Ce changement de paradigme dont les signes avant coureurs sont apparus à la fin des années 90 est entré dans sa phase de transition rapide. Les indices de la perte de puissance des États-Unis et de l'Europe s'accumulent, depuis le rejet du FMI et de la Banque mondiale par la Russie, les pays asiatiques et d'Amérique latine au début des années 2000 jusqu'au récent veto russo-chinois à l'ONU contre la proposition américano-européenne de résolution sur la Syrie en passant par la chute régulière du dollar en tant que monnaie d'échanges internationaux.
Le tableau étant brossé à grands traits, il apparaît alors que deux visions sont possibles : celle attachée aux structures du monde ancien en train de finir ou celle qui s'inscrit dans les structures du monde en train de naître.

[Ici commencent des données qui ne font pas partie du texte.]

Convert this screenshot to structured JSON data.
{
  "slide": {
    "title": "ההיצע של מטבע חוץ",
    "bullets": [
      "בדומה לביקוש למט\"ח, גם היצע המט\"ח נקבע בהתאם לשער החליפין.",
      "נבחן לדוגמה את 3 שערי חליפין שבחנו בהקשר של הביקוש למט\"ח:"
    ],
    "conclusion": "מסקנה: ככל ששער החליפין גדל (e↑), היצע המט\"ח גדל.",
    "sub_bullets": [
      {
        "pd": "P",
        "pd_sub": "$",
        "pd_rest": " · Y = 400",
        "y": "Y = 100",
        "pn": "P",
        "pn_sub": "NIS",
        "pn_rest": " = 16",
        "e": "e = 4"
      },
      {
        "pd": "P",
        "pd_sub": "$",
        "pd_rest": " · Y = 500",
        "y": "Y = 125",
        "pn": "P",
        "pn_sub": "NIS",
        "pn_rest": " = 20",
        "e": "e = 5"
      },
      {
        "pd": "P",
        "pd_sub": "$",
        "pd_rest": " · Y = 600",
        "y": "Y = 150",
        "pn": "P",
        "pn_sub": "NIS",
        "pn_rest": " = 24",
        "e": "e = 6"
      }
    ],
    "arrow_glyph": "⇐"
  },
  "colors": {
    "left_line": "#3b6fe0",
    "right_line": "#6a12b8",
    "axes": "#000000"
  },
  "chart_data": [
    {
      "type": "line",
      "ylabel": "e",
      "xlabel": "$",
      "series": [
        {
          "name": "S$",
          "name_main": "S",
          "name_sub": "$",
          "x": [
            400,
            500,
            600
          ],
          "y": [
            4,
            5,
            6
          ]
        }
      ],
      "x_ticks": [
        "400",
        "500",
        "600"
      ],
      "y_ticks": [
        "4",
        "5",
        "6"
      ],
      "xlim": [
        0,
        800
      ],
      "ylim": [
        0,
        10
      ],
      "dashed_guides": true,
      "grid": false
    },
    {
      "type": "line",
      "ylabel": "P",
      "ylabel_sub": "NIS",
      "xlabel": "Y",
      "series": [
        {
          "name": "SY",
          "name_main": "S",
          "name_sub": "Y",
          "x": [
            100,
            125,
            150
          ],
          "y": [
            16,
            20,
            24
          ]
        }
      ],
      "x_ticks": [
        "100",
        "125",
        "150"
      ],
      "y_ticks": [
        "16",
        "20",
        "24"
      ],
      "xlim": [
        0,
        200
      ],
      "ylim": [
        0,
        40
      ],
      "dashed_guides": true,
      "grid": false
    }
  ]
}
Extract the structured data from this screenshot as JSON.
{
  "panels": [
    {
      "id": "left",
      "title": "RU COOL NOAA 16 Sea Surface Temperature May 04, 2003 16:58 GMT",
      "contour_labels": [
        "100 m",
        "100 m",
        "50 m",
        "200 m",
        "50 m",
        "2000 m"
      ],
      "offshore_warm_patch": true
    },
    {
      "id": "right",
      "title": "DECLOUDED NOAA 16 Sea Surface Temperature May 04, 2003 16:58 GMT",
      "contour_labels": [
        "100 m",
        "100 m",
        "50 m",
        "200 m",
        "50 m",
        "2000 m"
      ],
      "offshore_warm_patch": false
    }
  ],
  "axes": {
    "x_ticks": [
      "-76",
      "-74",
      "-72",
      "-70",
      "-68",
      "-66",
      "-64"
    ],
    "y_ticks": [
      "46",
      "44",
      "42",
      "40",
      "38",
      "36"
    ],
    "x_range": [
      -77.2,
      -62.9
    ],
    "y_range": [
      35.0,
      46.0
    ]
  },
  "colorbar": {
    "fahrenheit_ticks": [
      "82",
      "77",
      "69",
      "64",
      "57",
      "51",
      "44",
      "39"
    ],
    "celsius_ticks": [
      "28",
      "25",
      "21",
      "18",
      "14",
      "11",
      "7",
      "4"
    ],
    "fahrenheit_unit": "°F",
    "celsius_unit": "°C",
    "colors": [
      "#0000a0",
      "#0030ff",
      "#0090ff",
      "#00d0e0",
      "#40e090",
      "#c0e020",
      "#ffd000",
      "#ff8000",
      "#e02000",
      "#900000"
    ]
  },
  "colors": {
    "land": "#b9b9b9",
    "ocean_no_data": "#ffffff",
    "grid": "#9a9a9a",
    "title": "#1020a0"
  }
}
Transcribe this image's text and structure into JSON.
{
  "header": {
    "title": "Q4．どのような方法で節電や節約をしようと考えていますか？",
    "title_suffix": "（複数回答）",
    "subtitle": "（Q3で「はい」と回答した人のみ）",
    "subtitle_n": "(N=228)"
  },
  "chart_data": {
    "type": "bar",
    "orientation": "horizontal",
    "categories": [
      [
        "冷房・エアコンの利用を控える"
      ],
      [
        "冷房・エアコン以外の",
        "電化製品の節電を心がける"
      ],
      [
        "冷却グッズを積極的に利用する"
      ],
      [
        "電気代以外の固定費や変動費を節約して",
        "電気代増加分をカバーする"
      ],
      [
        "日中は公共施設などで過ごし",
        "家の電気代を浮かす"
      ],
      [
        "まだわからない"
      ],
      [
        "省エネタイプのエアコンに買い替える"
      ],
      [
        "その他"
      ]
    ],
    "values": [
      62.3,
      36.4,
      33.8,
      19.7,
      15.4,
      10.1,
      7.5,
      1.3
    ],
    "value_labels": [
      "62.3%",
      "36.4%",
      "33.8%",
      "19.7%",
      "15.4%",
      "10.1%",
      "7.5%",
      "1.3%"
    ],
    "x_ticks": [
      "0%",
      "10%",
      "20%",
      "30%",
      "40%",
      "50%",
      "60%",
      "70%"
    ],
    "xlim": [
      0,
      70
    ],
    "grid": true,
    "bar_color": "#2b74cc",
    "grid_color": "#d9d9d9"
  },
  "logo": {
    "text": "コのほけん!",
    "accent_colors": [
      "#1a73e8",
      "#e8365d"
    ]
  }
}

Or, à l'évidence, François Hollande raisonne relativement aux normes du monde ancien.
Sur un plateau de télévision, il se prononce en faveur des banques, du FMI et de l'ordre libéral contre le peuple grec. Sait-il ce qu'ont endurés les peuples russe, asiatiques, argentin et latino-américains ? Sait-il que c'est la même mécanique qui est à l’œuvre aujourd'hui en Europe ? Sait-il que les jours du FMI et autre Banque mondiale sont comptés. La Banque du Sud créée par l'ALBA est la première alternative au système actuel. Sait-il que ce système qui structure sa vision du monde et de la politique est en train de mourir ?
A un média britannique il veut rassurer les pauvres banquiers de la City. Sait-il que la City est moribonde, à l'instar de sa cousine américaine, et qu'elle va s'effondrer dans les proches années à venir ?
Si l'on ajoute à ces deux fautes stratégiques, des fautes de communication telle que s'afficher avec BHL dans un restaurant parisien chic et y consommer une salade à 140 €, ou encore se faire représenter au meeting de la CGT et participer quelques jours plus tard au dîner du CRIJF, association communautaire, et y danser avec Sarkozy, on mesure à quel point François Hollande est est à contre-temps. Il ne perçoit pas se qui est en train de se passer dans le monde et en france.
Il doit probablement s’imaginer que le premier tour est gagné d'avance et il fait la campagne du deuxième tour, au centre droit, comme Lionel Jospin en 2002. Sauf que nous sommes dans le temps des transitions brutales de phase, le temps des tempêtes disent certains.
Pour l'instant, la peur de voir Sarkozy réélu est telle à gauche que François Hollande bénéficie encore d'un réflexe de vote utile parmi l'électorat de gauche. Mais jusqu'à quand ?
Il risque fort de se passer à l'échelle de l'électorat de gauche se qui se passe à l'échelle du monde : une transition de phase. Si François Hollande continue à dévoiler le fond de la politique qu'il compte mener s'il est élu en mai, c'est-à-dire une politique libérale de centre-droit, il va se produire un basculement rapide et brutal de l'électorat de gauche vers Jean-Luc Mélenchon. Peut-être même les soubassements de cette bascule sont-ils déjà en place à l'heure qu'il est. Nous risquons fort d'assister, dans les mois qui viennent à ce basculement, car les phénomènes complexes n'évoluent pas de façon linéaire.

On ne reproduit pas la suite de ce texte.